The CORD Fall Conference 2025
- PHA Canada

- 11 hours ago
- 2 min read
For the past two days, PHA Canada Board member Beth Slaunwhite and I were in Ottawa enjoying the Canadian Organization for Rare Disorders (CORD) conference "Co-Creating Canadian Rare". Pulmonary arterial hypertension and CTEPH are, of course, rare diseases, but there are so many others. Individually, each disease or disorder is rare, but collectively they're quite common: somewhere between one in ten and one in twelve Canadians has a rare disease.
The first day dealt largely with the Rare Disease Drug Strategy -- hearing about what's happened so far, but also discussing its impact and working to envision its potential future.
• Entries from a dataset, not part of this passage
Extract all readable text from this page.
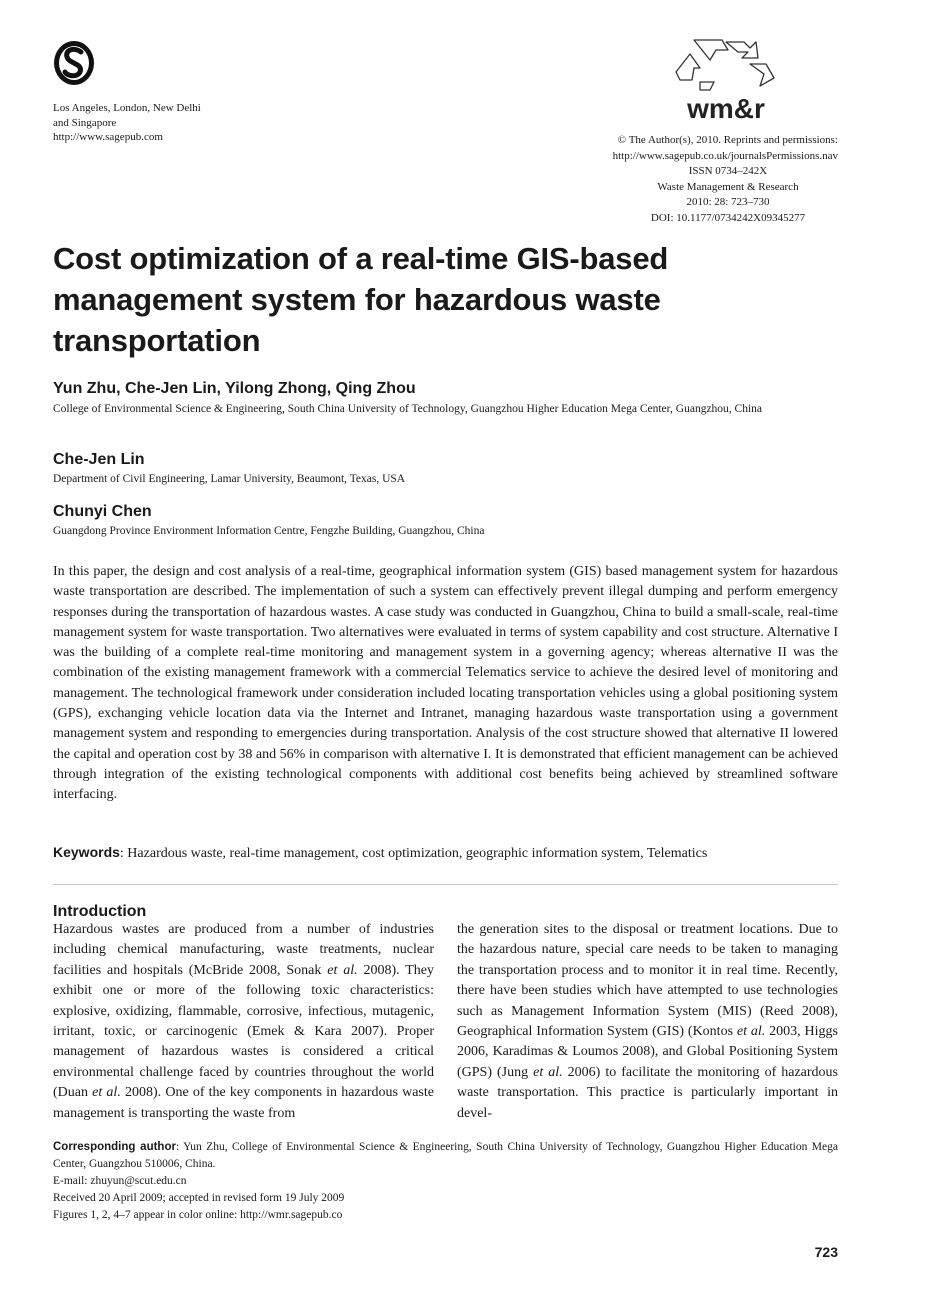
Los Angeles, London, New Delhi
and Singapore
http://www.sagepub.com
wm&r
© The Author(s), 2010. Reprints and permissions:
http://www.sagepub.co.uk/journalsPermissions.nav
ISSN 0734–242X
Waste Management & Research
2010: 28: 723–730
DOI: 10.1177/0734242X09345277
Cost optimization of a real-time GIS-based
management system for hazardous waste
transportation
Yun Zhu, Che-Jen Lin, Yilong Zhong, Qing Zhou
College of Environmental Science & Engineering, South China University of Technology, Guangzhou Higher Education Mega Center, Guangzhou, China
Che-Jen Lin
Department of Civil Engineering, Lamar University, Beaumont, Texas, USA
Chunyi Chen
Guangdong Province Environment Information Centre, Fengzhe Building, Guangzhou, China
In this paper, the design and cost analysis of a real-time, geographical information system (GIS) based management system for hazardous waste transportation are described. The implementation of such a system can effectively prevent illegal dumping and perform emergency responses during the transportation of hazardous wastes. A case study was conducted in Guangzhou, China to build a small-scale, real-time management system for waste transportation. Two alternatives were evaluated in terms of system capability and cost structure. Alternative I was the building of a complete real-time monitoring and management system in a governing agency; whereas alternative II was the combination of the existing management framework with a commercial Telematics service to achieve the desired level of monitoring and management. The technological framework under consideration included locating transportation vehicles using a global positioning system (GPS), exchanging vehicle location data via the Internet and Intranet, managing hazardous waste transportation using a government management system and responding to emergencies during transportation. Analysis of the cost structure showed that alternative II lowered the capital and operation cost by 38 and 56% in comparison with alternative I. It is demonstrated that efficient management can be achieved through integration of the existing technological components with additional cost benefits being achieved by streamlined software interfacing.
Keywords: Hazardous waste, real-time management, cost optimization, geographic information system, Telematics
Introduction
Hazardous wastes are produced from a number of industries including chemical manufacturing, waste treatments, nuclear facilities and hospitals (McBride 2008, Sonak et al. 2008). They exhibit one or more of the following toxic characteristics: explosive, oxidizing, flammable, corrosive, infectious, mutagenic, irritant, toxic, or carcinogenic (Emek & Kara 2007). Proper management of hazardous wastes is considered a critical environmental challenge faced by countries throughout the world (Duan et al. 2008). One of the key components in hazardous waste management is transporting the waste from
the generation sites to the disposal or treatment locations. Due to the hazardous nature, special care needs to be taken to managing the transportation process and to monitor it in real time. Recently, there have been studies which have attempted to use technologies such as Management Information System (MIS) (Reed 2008), Geographical Information System (GIS) (Kontos et al. 2003, Higgs 2006, Karadimas & Loumos 2008), and Global Positioning System (GPS) (Jung et al. 2006) to facilitate the monitoring of hazardous waste transportation. This practice is particularly important in devel-
Corresponding author: Yun Zhu, College of Environmental Science & Engineering, South China University of Technology, Guangzhou Higher Education Mega Center, Guangzhou 510006, China.
E-mail: zhuyun@scut.edu.cn
Received 20 April 2009; accepted in revised form 19 July 2009
Figures 1, 2, 4–7 appear in color online: http://wmr.sagepub.co
723
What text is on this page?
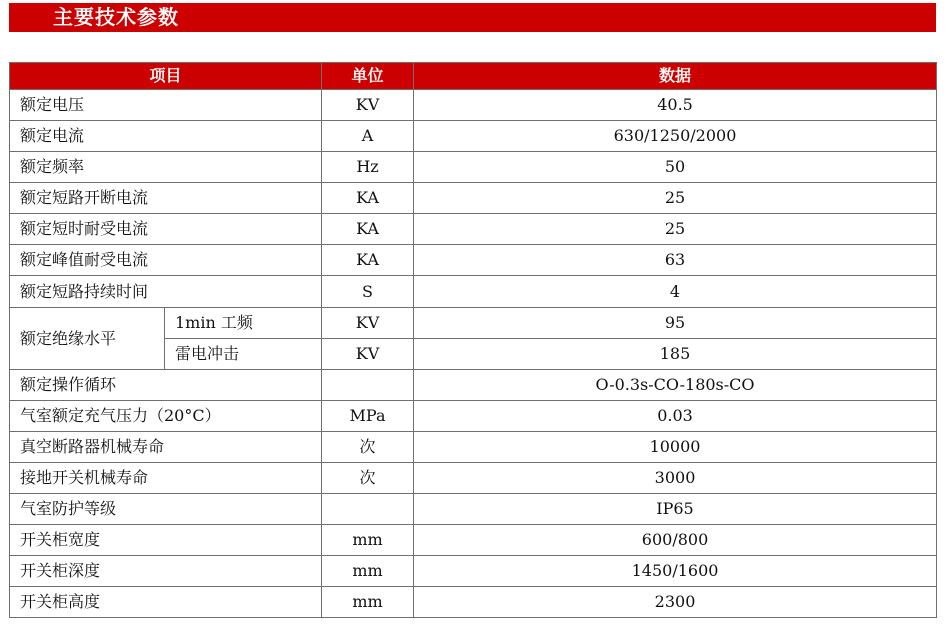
主要技术参数
项目		单位	数据
额定电压		KV	40.5
额定电流		A	630/1250/2000
额定频率		Hz	50
额定短路开断电流		KA	25
额定短时耐受电流		KA	25
额定峰值耐受电流		KA	63
额定短路持续时间		S	4
额定绝缘水平	1min 工频	KV	95
	雷电冲击	KV	185
额定操作循环			O-0.3s-CO-180s-CO
气室额定充气压力（20°C）		MPa	0.03
真空断路器机械寿命		次	10000
接地开关机械寿命		次	3000
气室防护等级			IP65
开关柜宽度		mm	600/800
开关柜深度		mm	1450/1600
开关柜高度		mm	2300
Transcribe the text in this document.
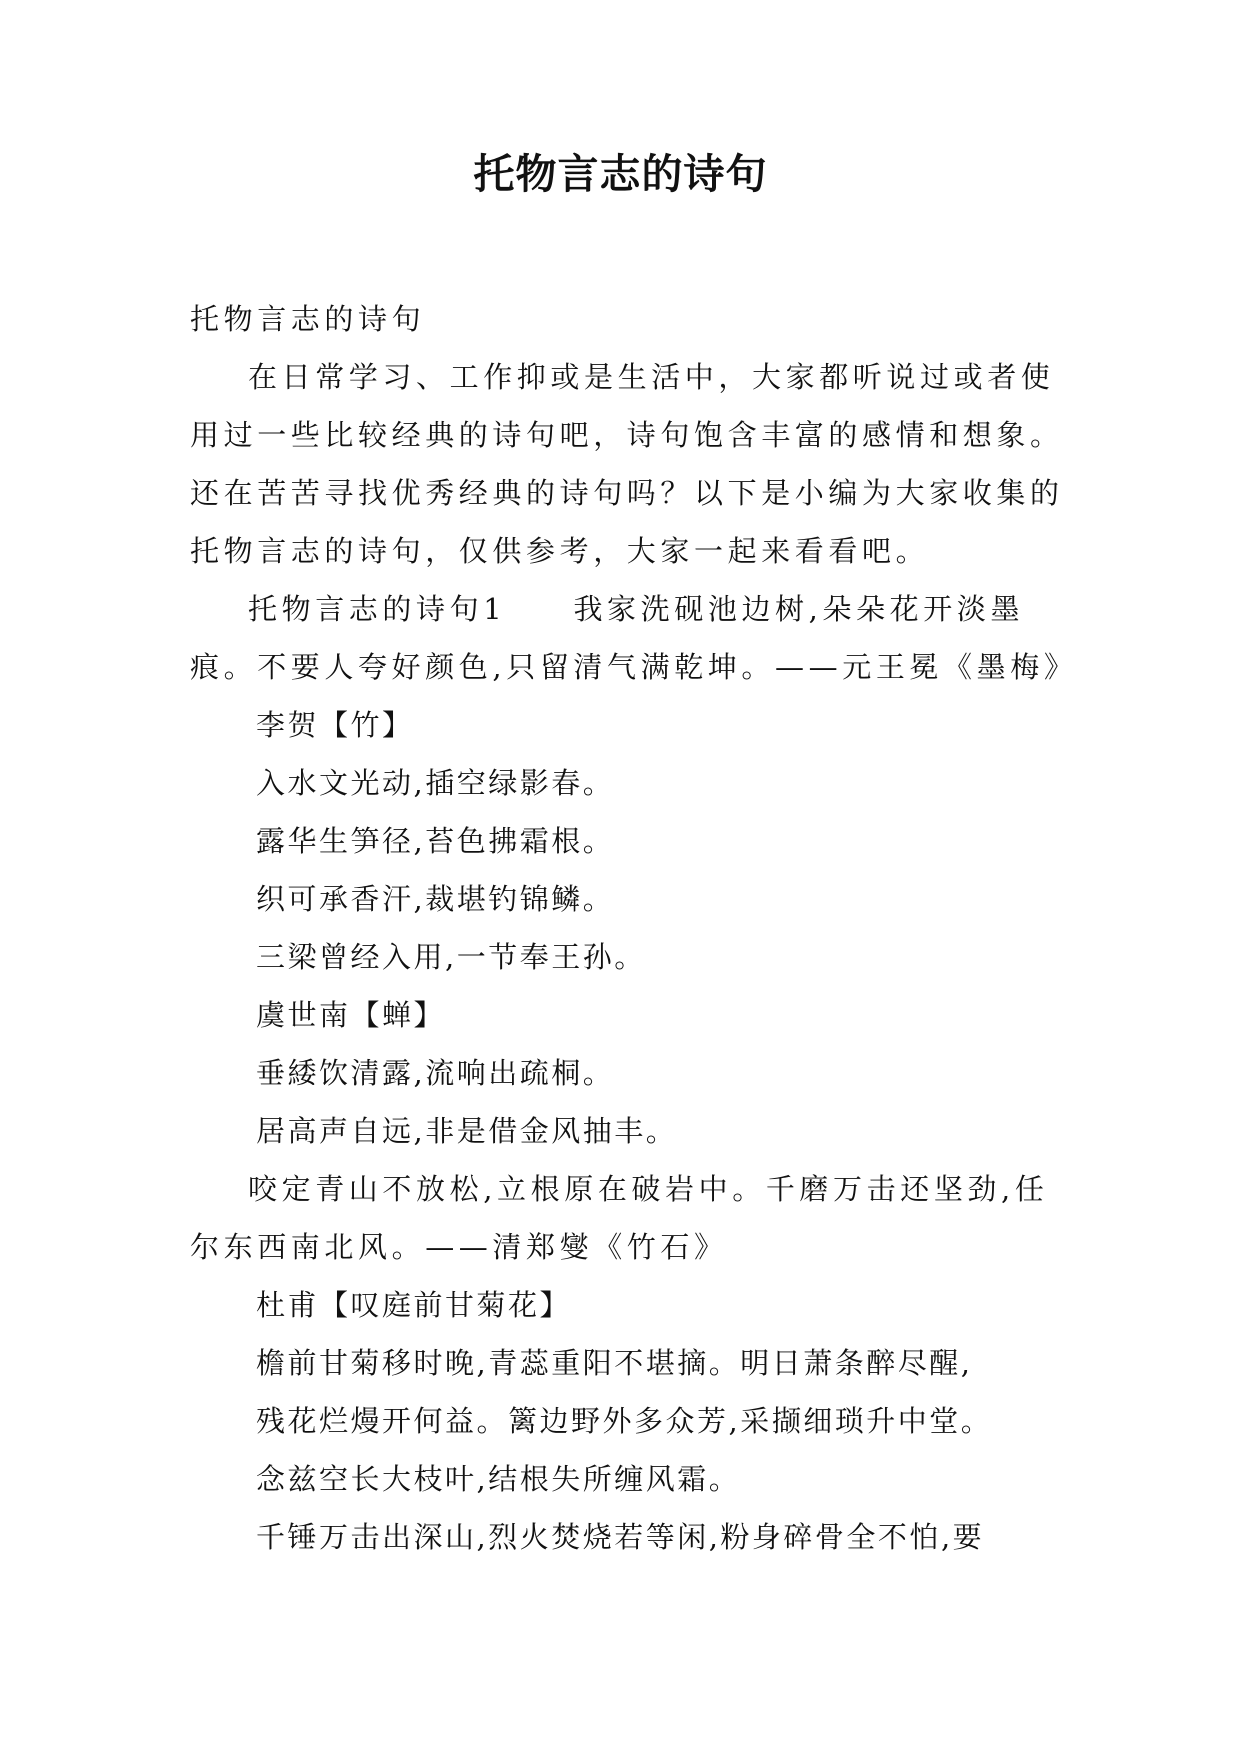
托物言志的诗句

托物言志的诗句

在日常学习、工作抑或是生活中，大家都听说过或者使用过一些比较经典的诗句吧，诗句饱含丰富的感情和想象。还在苦苦寻找优秀经典的诗句吗？以下是小编为大家收集的托物言志的诗句，仅供参考，大家一起来看看吧。

托物言志的诗句1　　我家洗砚池边树,朵朵花开淡墨痕。不要人夸好颜色,只留清气满乾坤。——元王冕《墨梅》

李贺【竹】

入水文光动,插空绿影春。

露华生笋径,苔色拂霜根。

织可承香汗,裁堪钓锦鳞。

三梁曾经入用,一节奉王孙。

虞世南【蝉】

垂緌饮清露,流响出疏桐。

居高声自远,非是借金风抽丰。

咬定青山不放松,立根原在破岩中。千磨万击还坚劲,任尔东西南北风。——清郑燮《竹石》

杜甫【叹庭前甘菊花】

檐前甘菊移时晚,青蕊重阳不堪摘。明日萧条醉尽醒,

残花烂熳开何益。篱边野外多众芳,采撷细琐升中堂。

念兹空长大枝叶,结根失所缠风霜。

千锤万击出深山,烈火焚烧若等闲,粉身碎骨全不怕,要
Coordination and efficiency emerged as themes: multidisciplinary clinics (like PH clinics!) to streamline and optimize treatment; the potential for agencies like the Patented Medicine Prices Review Board (PMPRB), Health Canada, and the pan-Canadian Pharmaceutical Alliance to run their approval pathways concurrently instead of sequentially; and even the eventual emergence of common approaches to treatment across rare diseases.
The need for greater equity and transparency in the drug approval process, and for better patient engagement (including, potentially, paying patient partners for their time) was another theme, and one PHA Canada continues to follow closely.
Day Two ranged widely, from discussions of the uses for AI in helping flag potential rare disease patients for appropriate referrals to institutional, regulatory, and jurisdictional barriers to optimizing the patient journey. CORD released some preliminary results from the Impact of Rare Disease survey done earlier this year, including the shocking statistic that about a third of respondents waited longer than five years for a correct diagnosis.
We're leaving with much more knowledge than we arrived with. The biggest takeaway for me was the repeated emphasis on the societal cost of doing nothing -- in dollar terms, in human terms, in terms of equity, and ethically. If Canada is serious about its rare disease strategy, we must continue to act.